I have a csv file for which each line is supposed to finish by at geographical coordinate (so a number). Somehow some line breaks pollute some lines so i would like to remove them.

Since some other lines are ok the plan is to remove the line breaks and add a space instead at the end of the lines of my csv file, every time a line doesnt finish by a number or a "None" (value we use when we could not get the coordinate.).

Instead of:

www.audiar.org,www.epfbretagne.fr,Agence
d'urbanisme,-1.68186449144,48.1119791219,-1.68186449144,48.1119791219
www.audiar.org,www.fnau.org,Agence
d'urbanisme,-1.68186449144,48.1119791219,None,None

I need to get this:

www.audiar.org,www.epfbretagne.fr,Agence d'urbanisme,-1.68186449144,48.1119791219,-1.68186449144,48.1119791219
www.audiar.org,www.fnau.org,Agence d'urbanisme,-1.68186449144,48.1119791219,None,None

But i must admit i have no idea how to achieve that... I checked some other posts close to my problem. Solutions seem to be using sed but i dont have a linux here (and not sure to understand the syntax) and i'm a poor poor python user...

1 Answers

0
ForceBru On

Suppose you have two consecutive lines:

>>> line1 = 'www.audiar.org,www.epfbretagne.fr,Agence'
>>> line2 = "d'urbanisme,-1.68186449144,48.1119791219,-1.68186449144,48.1119791219"
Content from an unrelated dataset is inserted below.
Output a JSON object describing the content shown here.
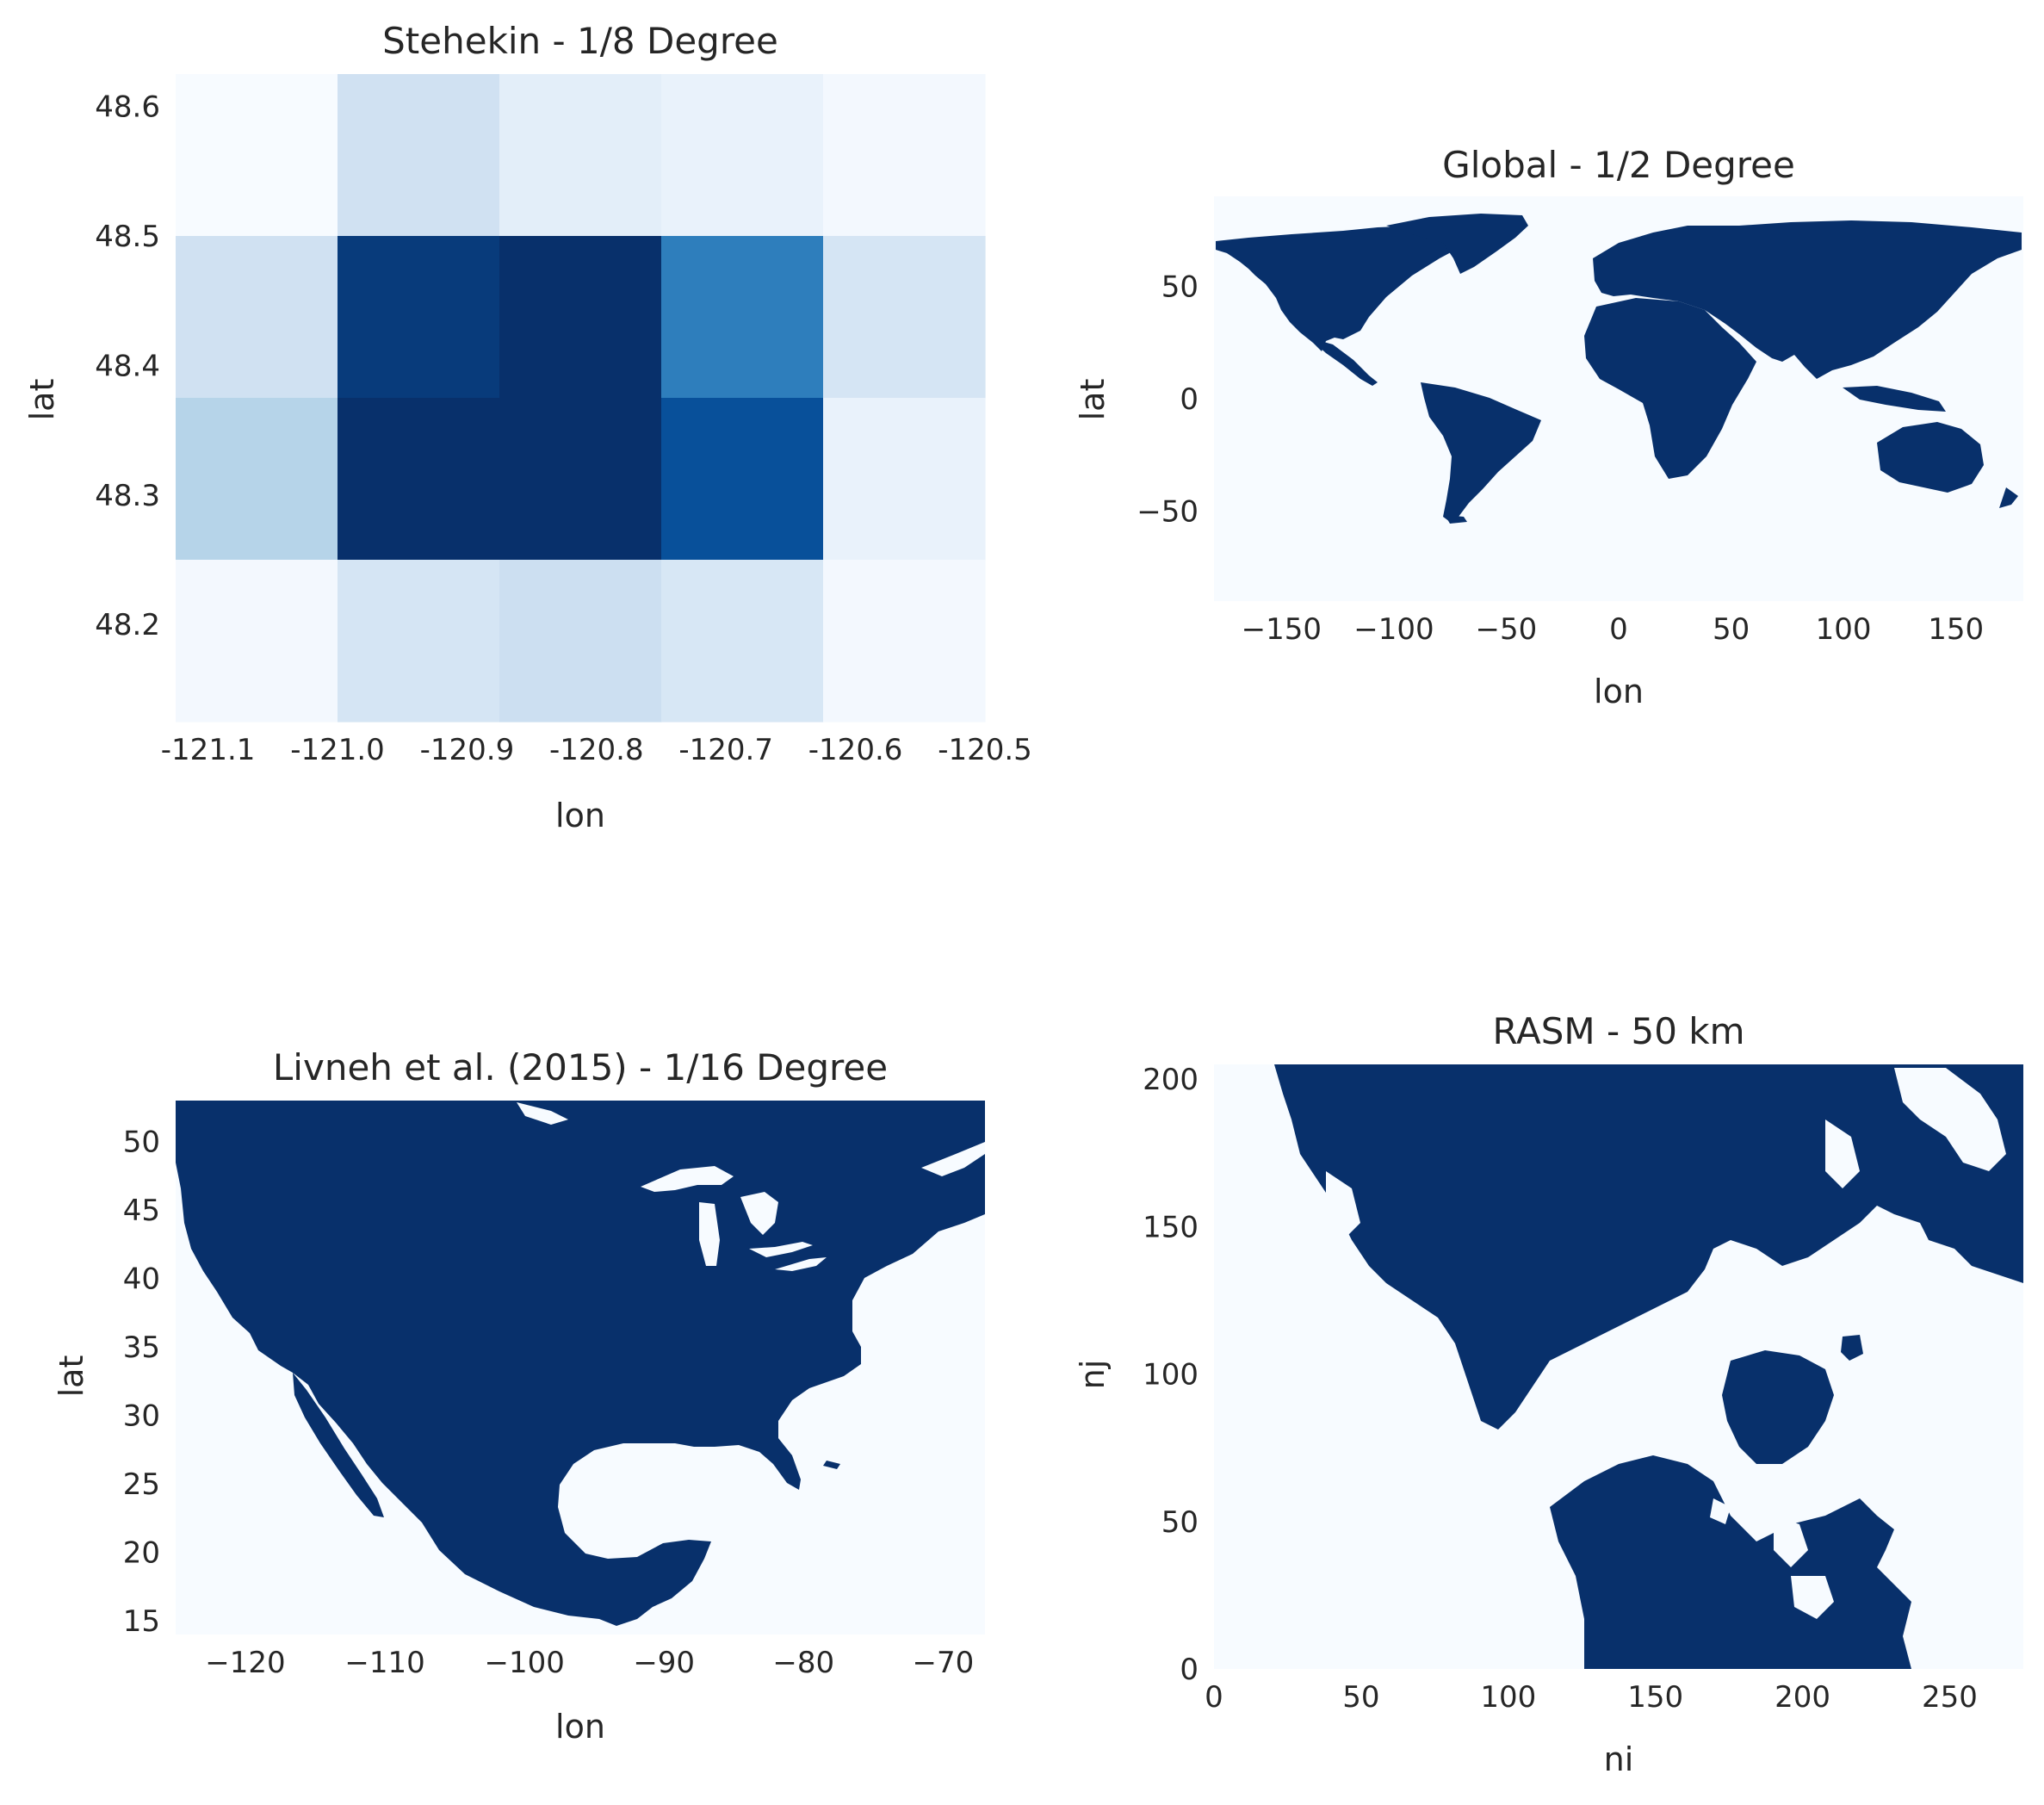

Attempt to interpret the last part of the first line as a number or None. If it fails, concatenate the next line to it:

import ast

last_part = line1.rsplit(',', 1)[1]  # == 'Agence'

try:
    data = ast.literal_eval(last_part)
except:
    # this line is incorrect
    output = line1 + ' ' + line2
else:
    if isinstance(data, float) or data is None:
        output = line1 # everything is OK
    else:
        raise ValueError("Malformed data!")

# `output` is one processed line

Then move line2 to line1 and read a new line into line2. If the two lines were concatenated, special handling may be required, because the "error" (a line not ending with a float or None) may continue on line2. Rinse, repeat.